You don’t have to be a fantastic hero to do certain things – to compete. You can be just an ordinary chap, sufficiently motivated to reach challenging goals.
Setting goals is one of the most commonly used training tools. Goals can organise the competitors’ focus and endeavours towards achieving a specific task. They also increase persistence and motivation for long term training. Having a plan can help a performer find new learning strategies. Unfortunately, people made incorrect goals. If you are interested in setting some goals, or even reevaluating your current goals, follow these seven steps for proper goal setting.
1. Define Your Goal
Ask yourself these questions:
- What exactly do you want to accomplish?
- What achievement would be worth your very best effort?
- What would you attempt if you knew it was impossible to fail?
- What would you go for if you knew this was your very last chance?
Make sure your vision is clear and powerful, one that you would follow despite whatever setbacks and failures that might arise along the way. The goal has to be very specific (i.e. “My goal is to place in the top 32 of the Division”), rather than vague or general (i.e. “I want to fence well.”) so you can tell whether or not you have reached it.
2. Where Are You Right Now?
Carefully examine where you are right now in terms of your goal. Have you been just “getting by”, or do you train to reach the next level? Are you willing to do things you may not want to do to reach your goal? Identify when you fence your best and what creates that kind of situation.
3. Be Honest About What You Need to Do
To get where you want to go, you have to know how to get there. What are your strengths and weaknesses? What sort of situations do you thrive or deteriorate in? Identify at least one aspect in each of the following skill type categories that need improvement: physical (i.e. gains in speed), tactical (i.e. develop about winning move), technical (i.e. more accurate point control) and mental (i.e. higher confidence)
4. Formulate a Daily Improvement Plan
The most crucial step of the goal-setting process. Ask yourself, “What can I do daily to work towards reaching my goal?” For each area that you identified in step 3, write out at least three or four specific actions that you can take. Write them as “I” statements and in the present tense. For example, if you need to improve your speed, you can list, “I do my plyometric exercises for fifteen minutes, three times a week.” You are more likely to follow that than, “I will get faster legs.”
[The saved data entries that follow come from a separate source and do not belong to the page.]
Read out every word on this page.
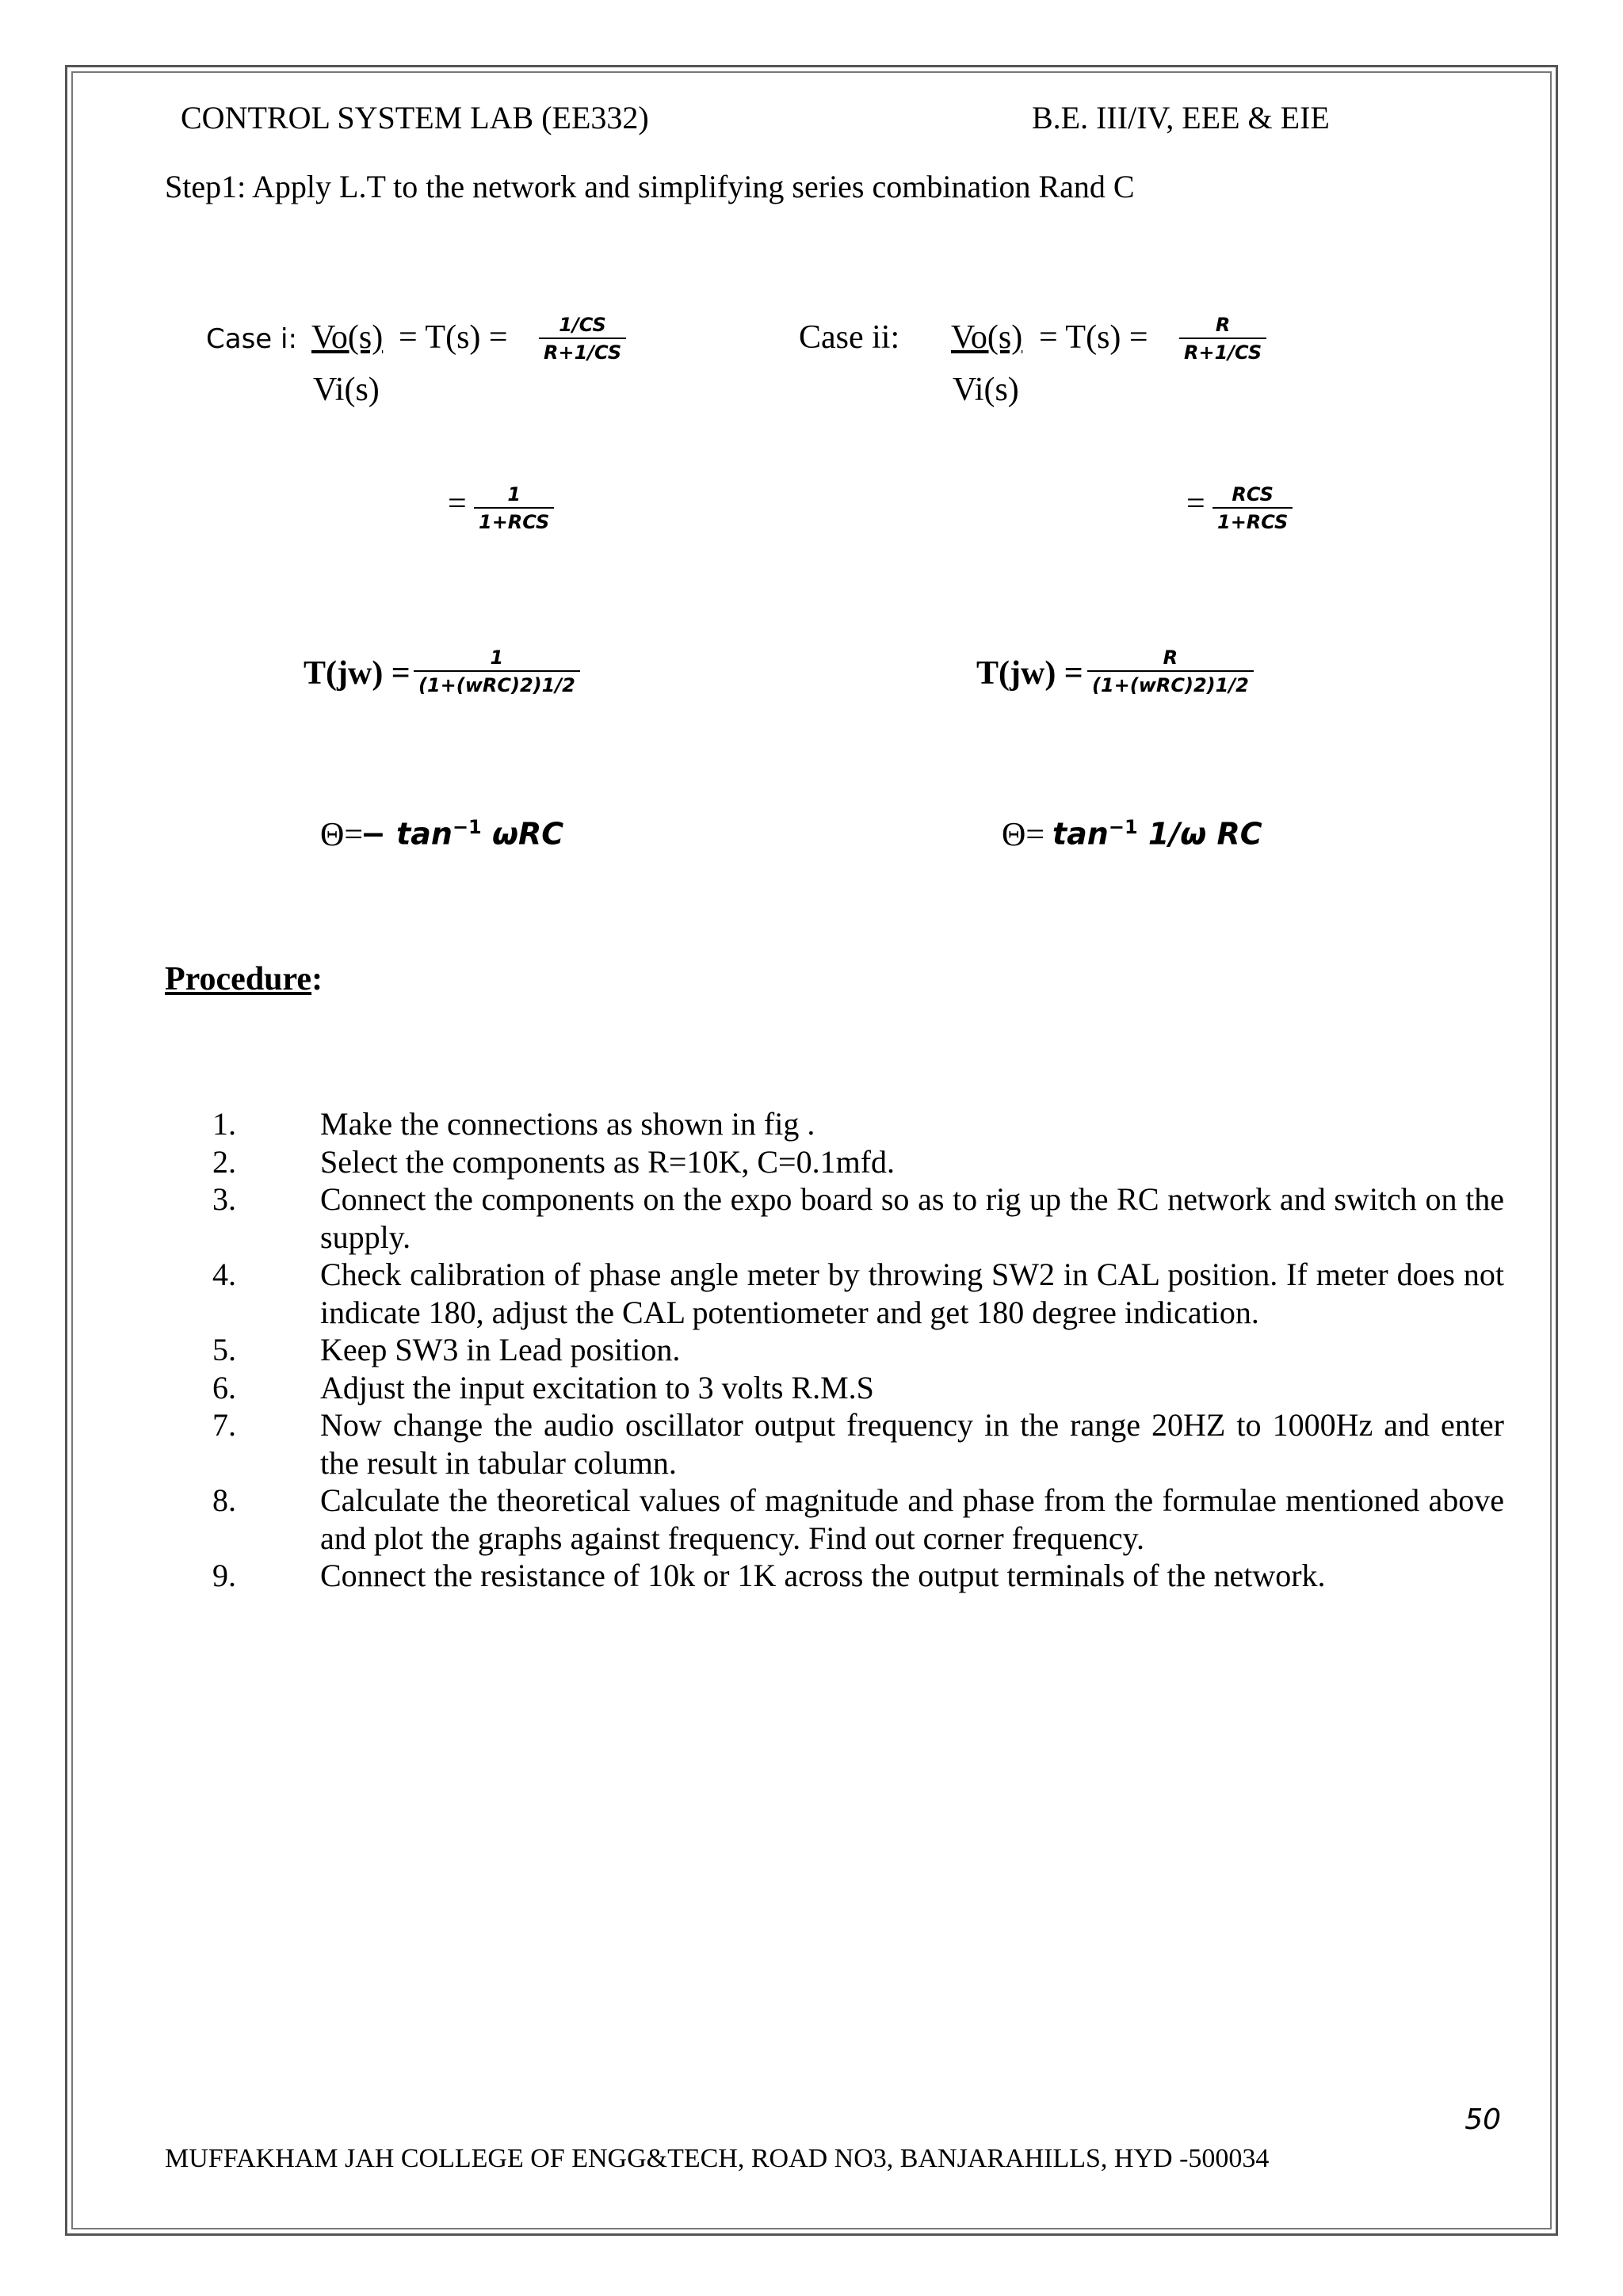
CONTROL SYSTEM LAB (EE332)	B.E. III/IV, EEE & EIE
Step1: Apply L.T to the network and simplifying series combination Rand C
Case i: Vo(s) = T(s) =
Vi(s)
$\frac{1/CS}{R+1/CS}$
= 1
1+RCS
T(jw) =	1
(1+(wRC)2)1/2
Θ=
− $\tan^{-1} \omega RC$
Case ii: Vo(s) = T(s) =
Vi(s)
$\frac{R}{R+1/CS}$
= RCS
1+RCS
T(jw) =	R
(1+(wRC)2)1/2
$\Theta= \tan^{-1} 1/\omega$ RC
Procedure:
1.	Make the connections as shown in fig .
2.	Select the components as R=10K, C=0.1mfd.
3.	Connect the components on the expo board so as to rig up the RC network and switch on the supply.
4.	Check calibration of phase angle meter by throwing SW2 in CAL position. If meter does not indicate 180, adjust the CAL potentiometer and get 180 degree indication.
5.	Keep SW3 in Lead position.
6.	Adjust the input excitation to 3 volts R.M.S
7.	Now change the audio oscillator output frequency in the range 20HZ to 1000Hz and enter the result in tabular column.
8.	Calculate the theoretical values of magnitude and phase from the formulae mentioned above and plot the graphs against frequency. Find out corner frequency.
9.	Connect the resistance of 10k or 1K across the output terminals of the network.
50
MUFFAKHAM JAH COLLEGE OF ENGG&TECH, ROAD NO3, BANJARAHILLS, HYD -500034
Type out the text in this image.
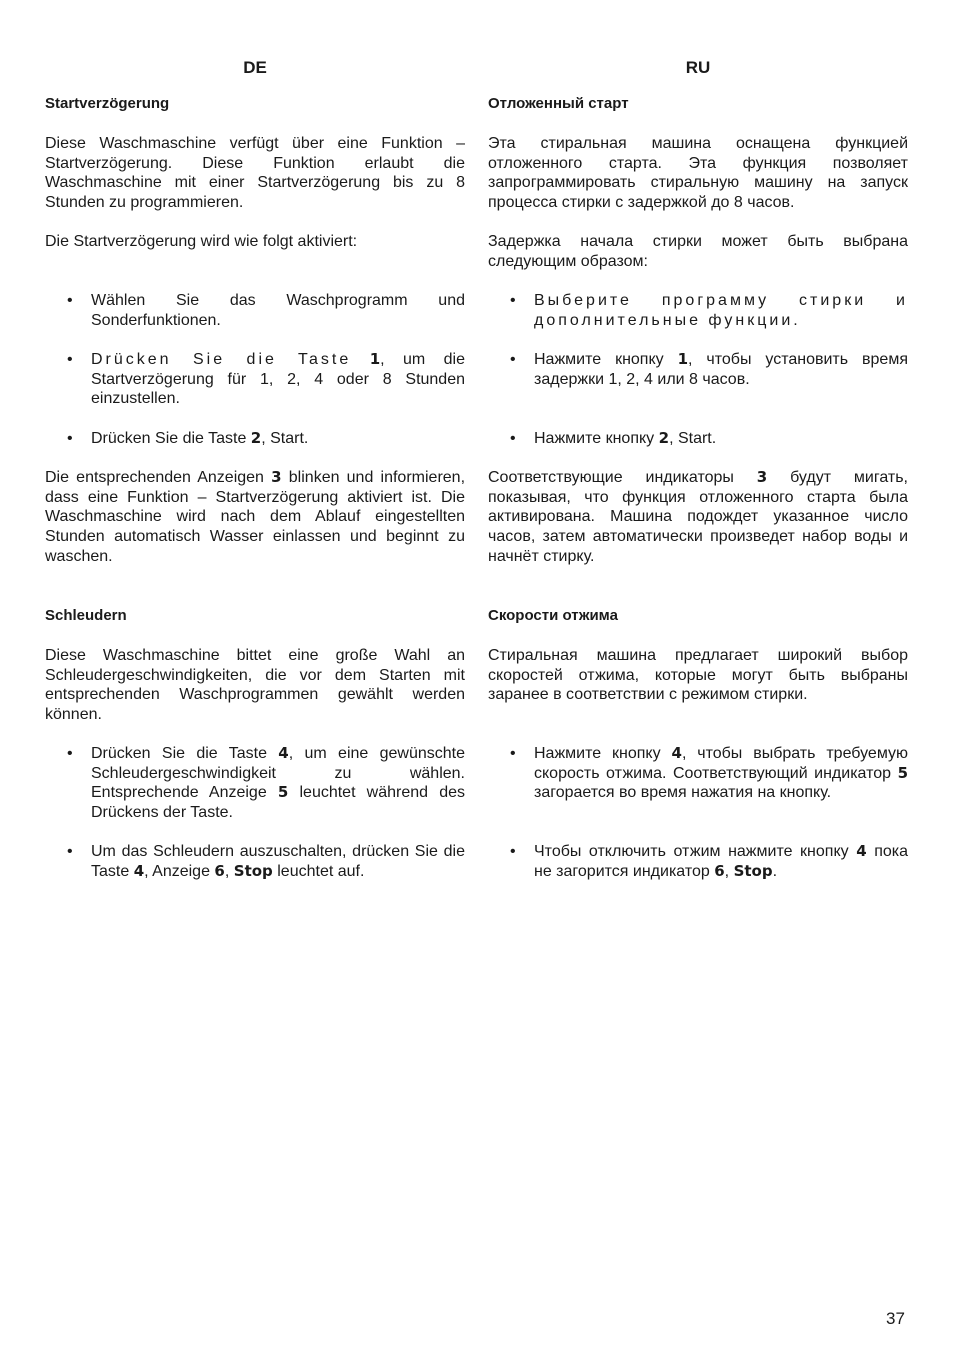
DE
Startverzögerung

Diese Waschmaschine verfügt über eine Funktion – Startverzögerung. Diese Funktion erlaubt die Waschmaschine mit einer Startverzögerung bis zu 8 Stunden zu programmieren.

Die Startverzögerung wird wie folgt aktiviert:

• Wählen Sie das Waschprogramm und Sonderfunktionen.
• Drücken Sie die Taste 1, um die Startverzögerung für 1, 2, 4 oder 8 Stunden einzustellen.
• Drücken Sie die Taste 2, Start.

Die entsprechenden Anzeigen 3 blinken und informieren, dass eine Funktion – Startverzögerung aktiviert ist. Die Waschmaschine wird nach dem Ablauf eingestellten Stunden automatisch Wasser einlassen und beginnt zu waschen.

Schleudern

Diese Waschmaschine bittet eine große Wahl an Schleudergeschwindigkeiten, die vor dem Starten mit entsprechenden Waschprogrammen gewählt werden können.

• Drücken Sie die Taste 4, um eine gewünschte Schleudergeschwindigkeit zu wählen. Entsprechende Anzeige 5 leuchtet während des Drückens der Taste.
• Um das Schleudern auszuschalten, drücken Sie die Taste 4, Anzeige 6, Stop leuchtet auf.
RU
Отложенный старт

Эта стиральная машина оснащена функцией отложенного старта. Эта функция позволяет запрограммировать стиральную машину на запуск процесса стирки с задержкой до 8 часов.

Задержка начала стирки может быть выбрана следующим образом:

• Выберите программу стирки и дополнительные функции.
• Нажмите кнопку 1, чтобы установить время задержки 1, 2, 4 или 8 часов.
• Нажмите кнопку 2, Start.

Соответствующие индикаторы 3 будут мигать, показывая, что функция отложенного старта была активирована. Машина подождет указанное число часов, затем автоматически произведет набор воды и начнёт стирку.

Скорости отжима

Стиральная машина предлагает широкий выбор скоростей отжима, которые могут быть выбраны заранее в соответствии с режимом стирки.

• Нажмите кнопку 4, чтобы выбрать требуемую скорость отжима. Соответствующий индикатор 5 загорается во время нажатия на кнопку.
• Чтобы отключить отжим нажмите кнопку 4 пока не загорится индикатор 6, Stop.
37
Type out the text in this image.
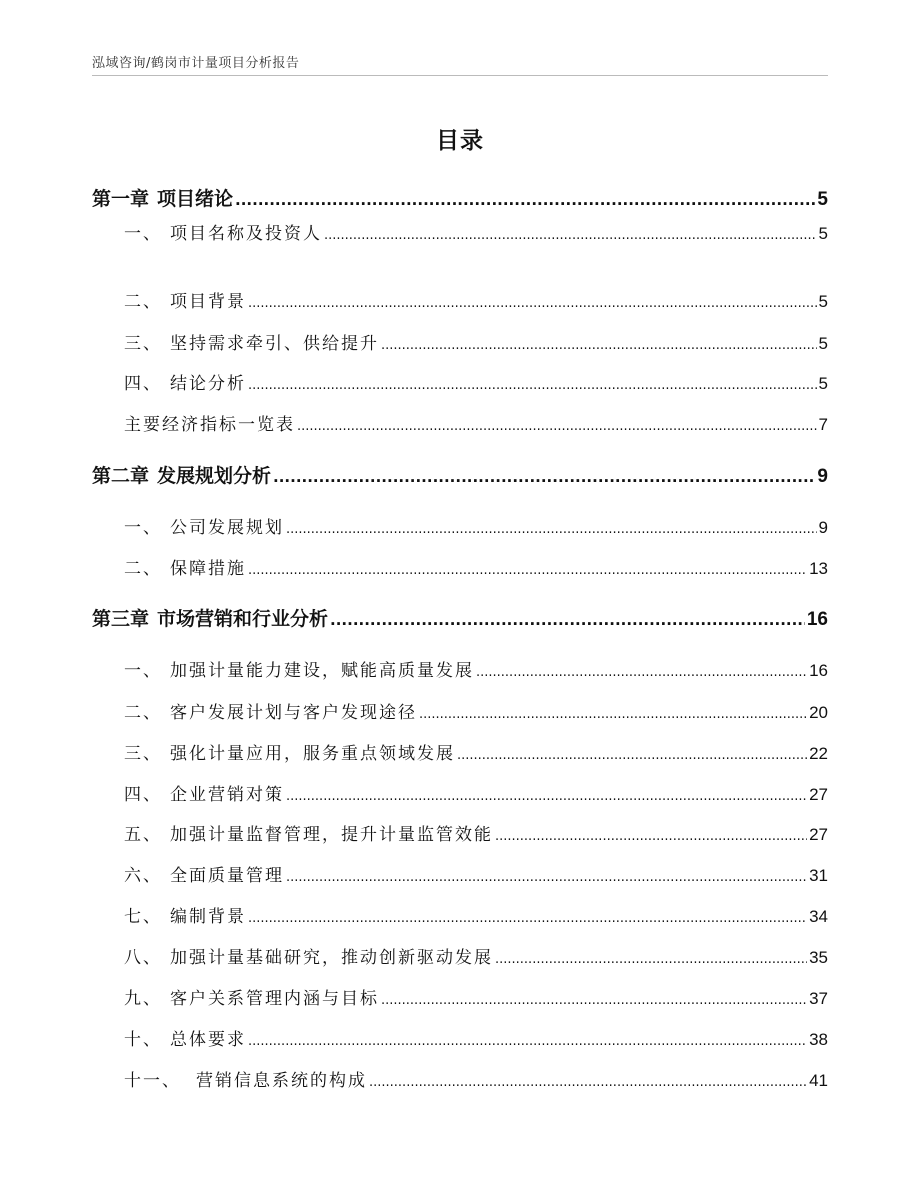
泓域咨询/鹤岗市计量项目分析报告
目录
第一章 项目绪论 .....	5
一、 项目名称及投资人 .....	5
二、 项目背景 .....	5
三、 坚持需求牵引、供给提升 .....	5
四、 结论分析 .....	5
主要经济指标一览表 .....	7
第二章 发展规划分析 .....	9
一、 公司发展规划 .....	9
二、 保障措施 .....	13
第三章 市场营销和行业分析 .....	16
一、 加强计量能力建设，赋能高质量发展 .....	16
二、 客户发展计划与客户发现途径 .....	20
三、 强化计量应用，服务重点领域发展 .....	22
四、 企业营销对策 .....	27
五、 加强计量监督管理，提升计量监管效能 .....	27
六、 全面质量管理 .....	31
七、 编制背景 .....	34
八、 加强计量基础研究，推动创新驱动发展 .....	35
九、 客户关系管理内涵与目标 .....	37
十、 总体要求 .....	38
十一、 营销信息系统的构成 .....	41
5. Make and Work on Short-Term Goals
The goal you set in step 1 may take a long time to reach, perhaps months or even years. Set short-term goals to keep you motivated throughout this time. Achieving these goals will give you feedback on your progress towards your ultimate goal. They should be process orientated and reflect that reaching your goal is an ongoing process.
6. You Must Commit!
It is easy to say you’re going to do something – doing it is another story. It is analogous to people who make New Year’s resolutions to lose weight; people seldom go through with it. Second-guessing yourself, missing opportunities and being hesitant will only delay your eventual success. Keep reminding yourself to enjoy the journey along the way!
7. Monitor Your Process
Every day ask yourself, “Am I getting closer to my goal?” Is your goal plan working, or does it need adjustment? If your answer is “I’m not sure”, then you are not making progress. Write down your small success and lessons learned along the way, or create a checklist that charts your progress. When it seems like your goal is too far out of reach, you can look at your progress list and visually see how far you have come and how much closer you are to your goal.